Here's the odd thing about Gladbach's attacking numbers. Forty-two goals for the season isn't nothing. It's not a side that sat deep and hoped to nick results. And yet. no, I said I wouldn't use that, the goals came from somewhere diffuse, spread around, no single player clearly owning the responsibility.

Shuto Machino and Haris Tabaković are the names listed as attackers, and Jan Urbich alongside them. Tabaković arrived with a reputation as a finisher and Machino brings movement that can stretch defences, but the goals-for figure of 42 averaged across 34 games is roughly 1.24 per match. Fine. Functional. Not the kind of output that wins you the upper half of the table. The forward line produced enough to keep results alive but not enough to paper over what was happening at the other end, and that's the crux of it. You can't keep scoring twice and conceding three and expect the points to stack up.

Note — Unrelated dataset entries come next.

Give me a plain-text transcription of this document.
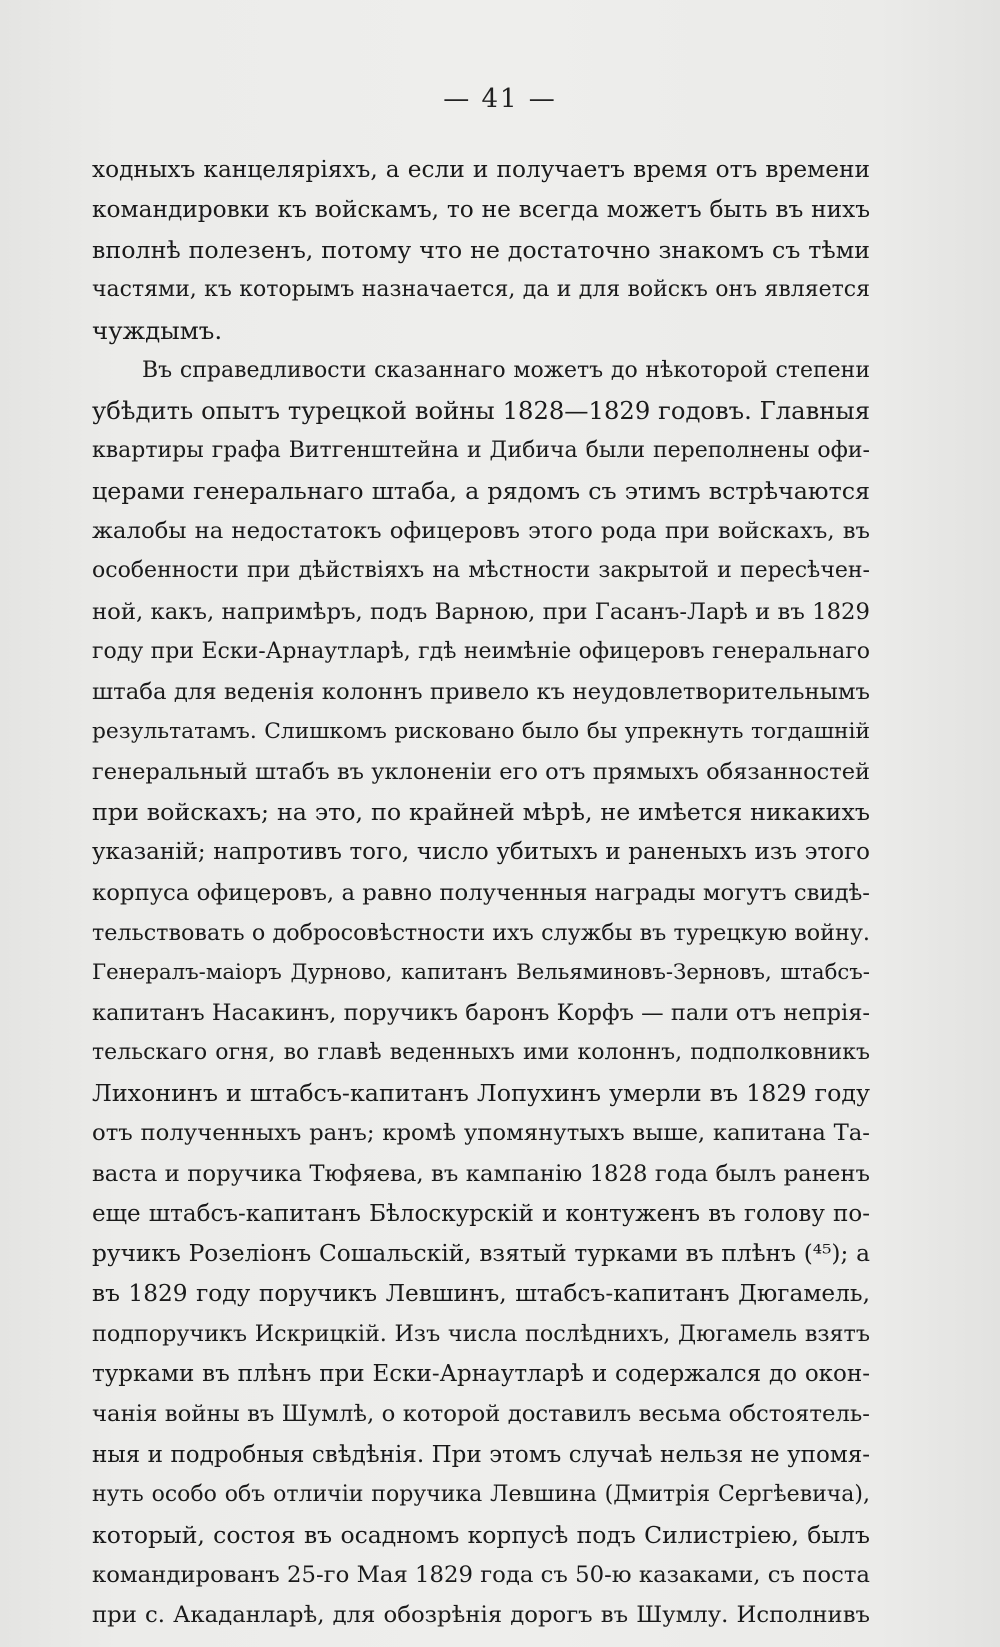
— 41 —
ходныхъ канцеляріяхъ, а если и получаетъ время отъ времени
командировки къ войскамъ, то не всегда можетъ быть въ нихъ
вполнѣ полезенъ, потому что не достаточно знакомъ съ тѣми
частями, къ которымъ назначается, да и для войскъ онъ является
чуждымъ.
Въ справедливости сказаннаго можетъ до нѣкоторой степени
убѣдить опытъ турецкой войны 1828—1829 годовъ. Главныя
квартиры графа Витгенштейна и Дибича были переполнены офи-
церами генеральнаго штаба, а рядомъ съ этимъ встрѣчаются
жалобы на недостатокъ офицеровъ этого рода при войскахъ, въ
особенности при дѣйствіяхъ на мѣстности закрытой и пересѣчен-
ной, какъ, напримѣръ, подъ Варною, при Гасанъ-Ларѣ и въ 1829
году при Ески-Арнаутларѣ, гдѣ неимѣніе офицеровъ генеральнаго
штаба для веденія колоннъ привело къ неудовлетворительнымъ
результатамъ. Слишкомъ рисковано было бы упрекнуть тогдашній
генеральный штабъ въ уклоненіи его отъ прямыхъ обязанностей
при войскахъ; на это, по крайней мѣрѣ, не имѣется никакихъ
указаній; напротивъ того, число убитыхъ и раненыхъ изъ этого
корпуса офицеровъ, а равно полученныя награды могутъ свидѣ-
тельствовать о добросовѣстности ихъ службы въ турецкую войну.
Генералъ-маіоръ Дурново, капитанъ Вельяминовъ-Зерновъ, штабсъ-
капитанъ Насакинъ, поручикъ баронъ Корфъ — пали отъ непрія-
тельскаго огня, во главѣ веденныхъ ими колоннъ, подполковникъ
Лихонинъ и штабсъ-капитанъ Лопухинъ умерли въ 1829 году
отъ полученныхъ ранъ; кромѣ упомянутыхъ выше, капитана Та-
васта и поручика Тюфяева, въ кампанію 1828 года былъ раненъ
еще штабсъ-капитанъ Бѣлоскурскій и контуженъ въ голову по-
ручикъ Розеліонъ Сошальскій, взятый турками въ плѣнъ (⁴⁵); а
въ 1829 году поручикъ Левшинъ, штабсъ-капитанъ Дюгамель,
подпоручикъ Искрицкій. Изъ числа послѣднихъ, Дюгамель взятъ
турками въ плѣнъ при Ески-Арнаутларѣ и содержался до окон-
чанія войны въ Шумлѣ, о которой доставилъ весьма обстоятель-
ныя и подробныя свѣдѣнія. При этомъ случаѣ нельзя не упомя-
нуть особо объ отличіи поручика Левшина (Дмитрія Сергѣевича),
который, состоя въ осадномъ корпусѣ подъ Силистріею, былъ
командированъ 25-го Мая 1829 года съ 50-ю казаками, съ поста
при с. Акаданларѣ, для обозрѣнія дорогъ въ Шумлу. Исполнивъ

What I'd want to see next season. and this is just me talking, is one of those three attackers making the position genuinely theirs. Machino's movement is interesting. Whether he can turn that into consistent goals in the Bundesliga is still an open question, and Betway review markets will tell you how the bookmakers have priced Gladbach's attacking output going into next year, which is worth a glance if you're interested in that kind of thing.

The goalkeeper question doesn't go away

Come back to the back line, because this is where the season was lost.

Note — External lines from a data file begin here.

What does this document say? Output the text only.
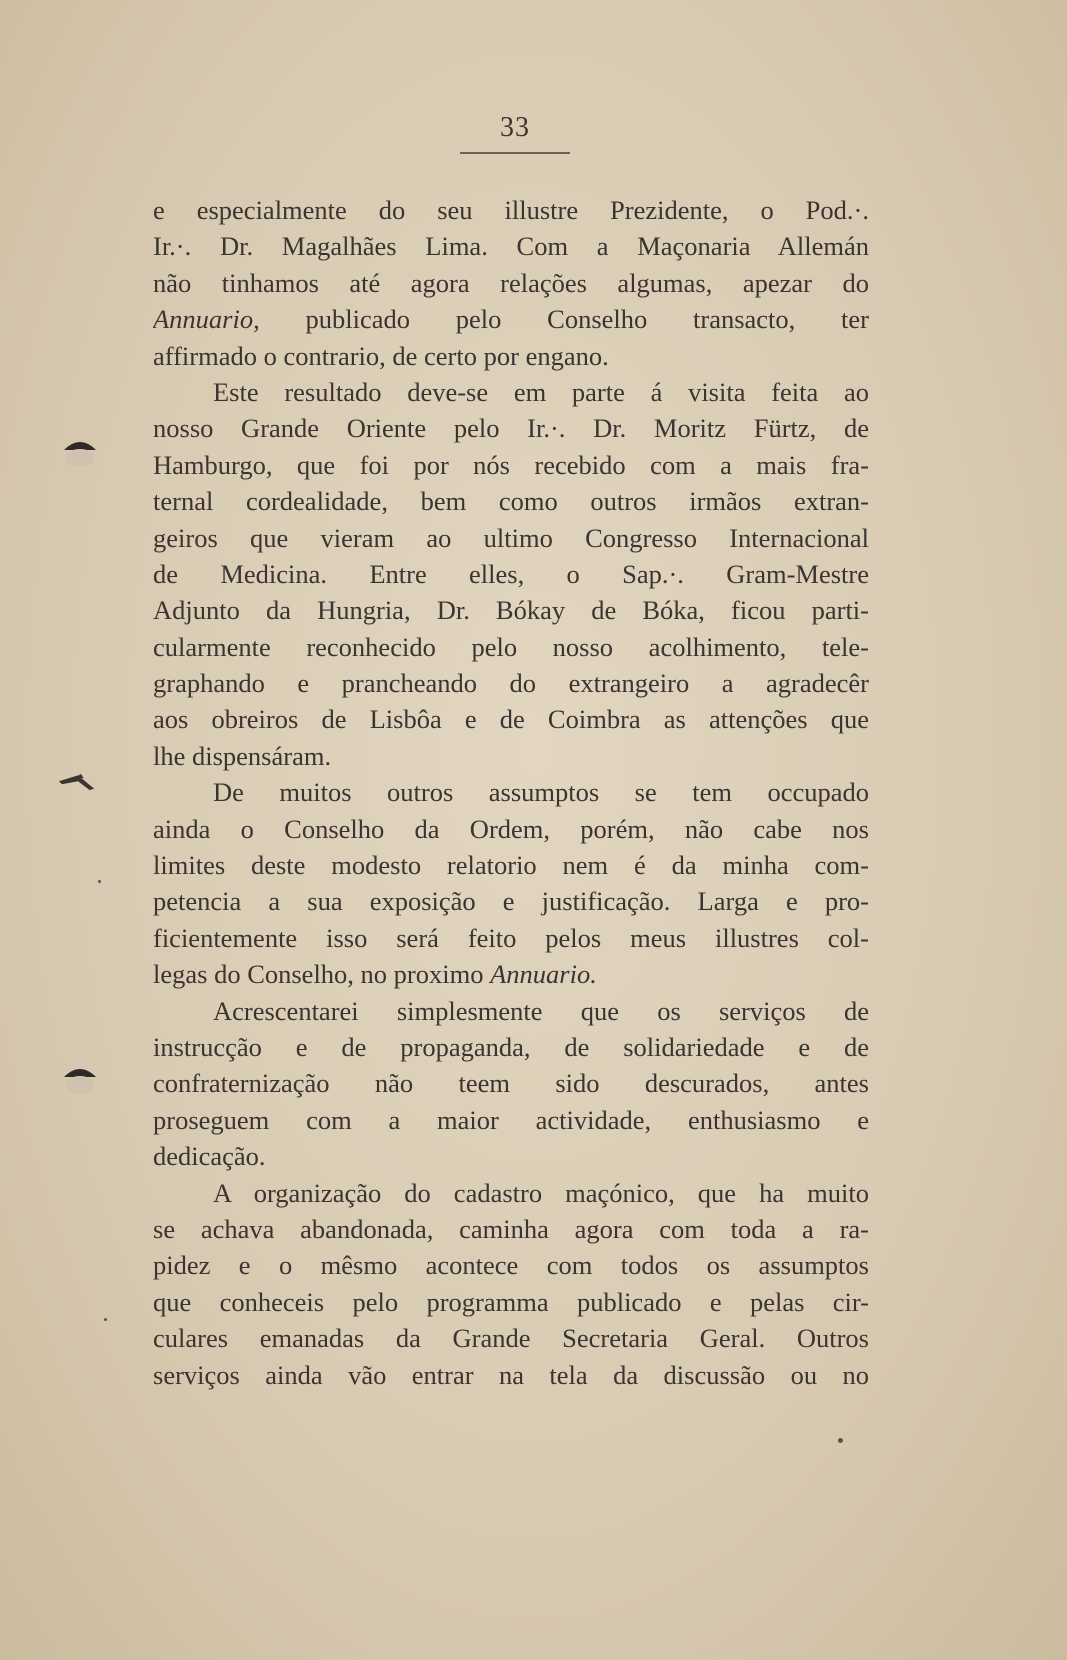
33
e especialmente do seu illustre Prezidente, o Pod.·.
Ir.·. Dr. Magalhães Lima. Com a Maçonaria Allemán
não tinhamos até agora relações algumas, apezar do
Annuario, publicado pelo Conselho transacto, ter
affirmado o contrario, de certo por engano.
Este resultado deve-se em parte á visita feita ao
nosso Grande Oriente pelo Ir.·. Dr. Moritz Fürtz, de
Hamburgo, que foi por nós recebido com a mais fra-
ternal cordealidade, bem como outros irmãos extran-
geiros que vieram ao ultimo Congresso Internacional
de Medicina. Entre elles, o Sap.·. Gram-Mestre
Adjunto da Hungria, Dr. Bókay de Bóka, ficou parti-
cularmente reconhecido pelo nosso acolhimento, tele-
graphando e prancheando do extrangeiro a agradecêr
aos obreiros de Lisbôa e de Coimbra as attenções que
lhe dispensáram.
De muitos outros assumptos se tem occupado
ainda o Conselho da Ordem, porém, não cabe nos
limites deste modesto relatorio nem é da minha com-
petencia a sua exposição e justificação. Larga e pro-
ficientemente isso será feito pelos meus illustres col-
legas do Conselho, no proximo Annuario.
Acrescentarei simplesmente que os serviços de
instrucção e de propaganda, de solidariedade e de
confraternização não teem sido descurados, antes
proseguem com a maior actividade, enthusiasmo e
dedicação.
A organização do cadastro maçónico, que ha muito
se achava abandonada, caminha agora com toda a ra-
pidez e o mêsmo acontece com todos os assumptos
que conheceis pelo programma publicado e pelas cir-
culares emanadas da Grande Secretaria Geral. Outros
serviços ainda vão entrar na tela da discussão ou no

Elvedi, Diks, Scally. three defenders who, on paper, no, I keep doing that. Three defenders who have the tools. Elvedi reads the game. Diks offers something going forward. Scally has shown in flashes that he could be a proper Bundesliga full-back for years. But the system around them has to do more. Fifty-three goals conceded is a collective failure, not a case of pointing at one position or one player and saying that's your problem.

Nicolas and Sippel are both capable goalkeepers at this level. That's not false comfort, it's just true. What they've been asked to do this season. bail out a high line that gets caught, cover for pressing traps that don't close, react when the shape opens up in transition, that's a big ask. And the ask doesn't shrink just because the season is over. If the defensive structure doesn't get cleaner in pre-season, if the distances between lines don't tighten, whoever starts in goal next August is going to be back in that same position: working hard, conceding often, and finishing twelfth again.

Scally is young enough that the next phase genuinely belongs to him if he wants it. what he does with a full pre-season and a coach who trusts him in the system could change the entire feel of this defence.

Tags

BundesligaM'gladbachdefensive-record

Frequently asked questions

So where does all this data actually come from?

The numbers I'm working from are pulled from football-data.org, which is a solid, reliable source for Bundesliga stats.

How bad was the defensive record this season?

Conceding 53 goals in 34 games is genuinely poor — that's well over a goal and a half per match, and it's the main reason they're sitting 12th rather than pushing for Europe.

Did anyone up front at least give Gladbach fans something to cheer about?

That's the really deflating part — with only 42 goals scored across the whole season, there's no standout top scorer to point to, which suggests a collective attacking failure rather than just one bad apple.